Il entre tout d'abord sous le nom de Ognibene dans l'ordre franciscain le [3]. Il agit contre la volonté de son père, qui souhaite assurer la descendance de la famille, le second fils Guido étant aussi dans les ordres. Il mène ensuite une vie entière d'itinérance, en se déplaçant de couvents en couvents, au sein de son Ordre. Il effectue son année de noviciat à Fano puis se rend à Jesi, pour échapper à son père, et à Lucques[3]. De passage à Città di Castello, il rencontre un vieux frère franciscain qui lui reproche son nom d'Ognibene (« tout bien ») et lui affirme que « nul n'est bon, hormis Dieu seul[3] ». Il renonce donc à celui-ci et prend désormais le nom, plus humble, de Salimbene[3].
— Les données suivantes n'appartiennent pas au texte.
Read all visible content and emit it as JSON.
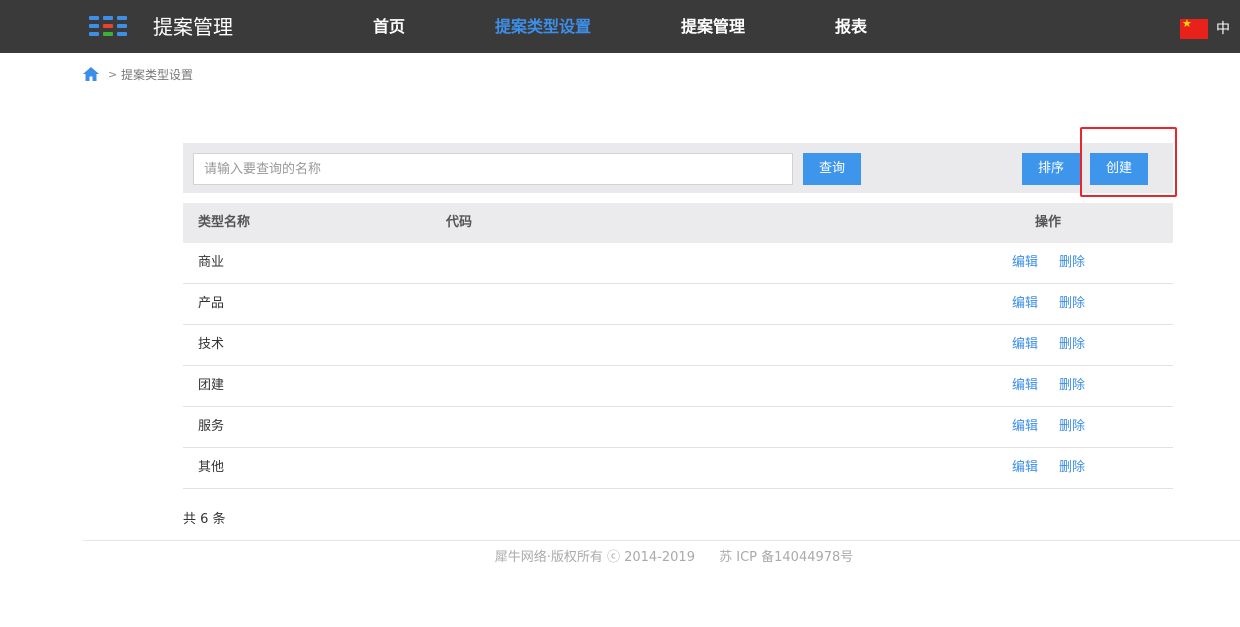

Lors de son passage à Lucques, il fait la rencontre de l'empereur Frédéric II[4]. Il séjourne à Sienne pendant deux ans, où il croise la route de Bernard de Quintavalle[4], avant de partir pour Pise puis pour Crémone. En 1247, alors qu'il est à Parme, assiégée par les forces impériales, il est envoyé en France[5]. Pendant son voyage il s'arrête à Lyon, siège de la cour pontificale, où il rencontre Innocent IV[6]. À Villefranche, il rencontre Jean de Plan Carpin, qui lui fait le récit de son voyage en Asie centrale[4]. À Auxerre, il rencontre le roi de France Louis IX dont il fait le portrait dans sa chronique[4]. Lors d'un séjour en Provence, il rencontre Jean de Parme, ministre général des Frères Mineurs[4]. Il fait aussi la connaissance du frère Hugues de Digne, « un des plus grands clercs du monde[7] », joachimiste réputé, qui lui enseigne la doctrine de l'abbé calabrais Joachim de Flore[4]. En 1248, il est à Gênes, où il est ordonné prêtre[4]. Le ministre provincial de Bologne, frère Rufino Gurgone, lui confie alors le siège de Ferrare, où il reste sept ans de 1249 à 1256[5]. Il passe les deux années suivantes à Reggio d'Émilie[4]. En 1260, il se détache définitivement des thèses de Joachim de Flore[4] et poursuit son existence itinérante dans les nombreux couvents franciscains de la région de Bologne[8]. Il débute la rédaction de sa Chronique en 1283, pendant un séjour à Reggio d'Émilie[8]. En 1285, il se rend au couvent de Montefalcone, à proximité de San Polo d'Enza, dans la province de Reggio d'Émilie, là où son frère Guido est enterré. Il y meurt lui-même vers 1288[4].
La Chronique
Une version partielle de la Chronica de Salimbene de Adam nous est parvenue, écrite en latin qui souvent se mue en un latin vulgaire mais qui comprend une grande richesse de récits et de nouvelles au point d'en faire un des fonds historiques les plus intéressants du XIIIe siècle. Cette chronique a été écrite entre 1283 et 1285[9].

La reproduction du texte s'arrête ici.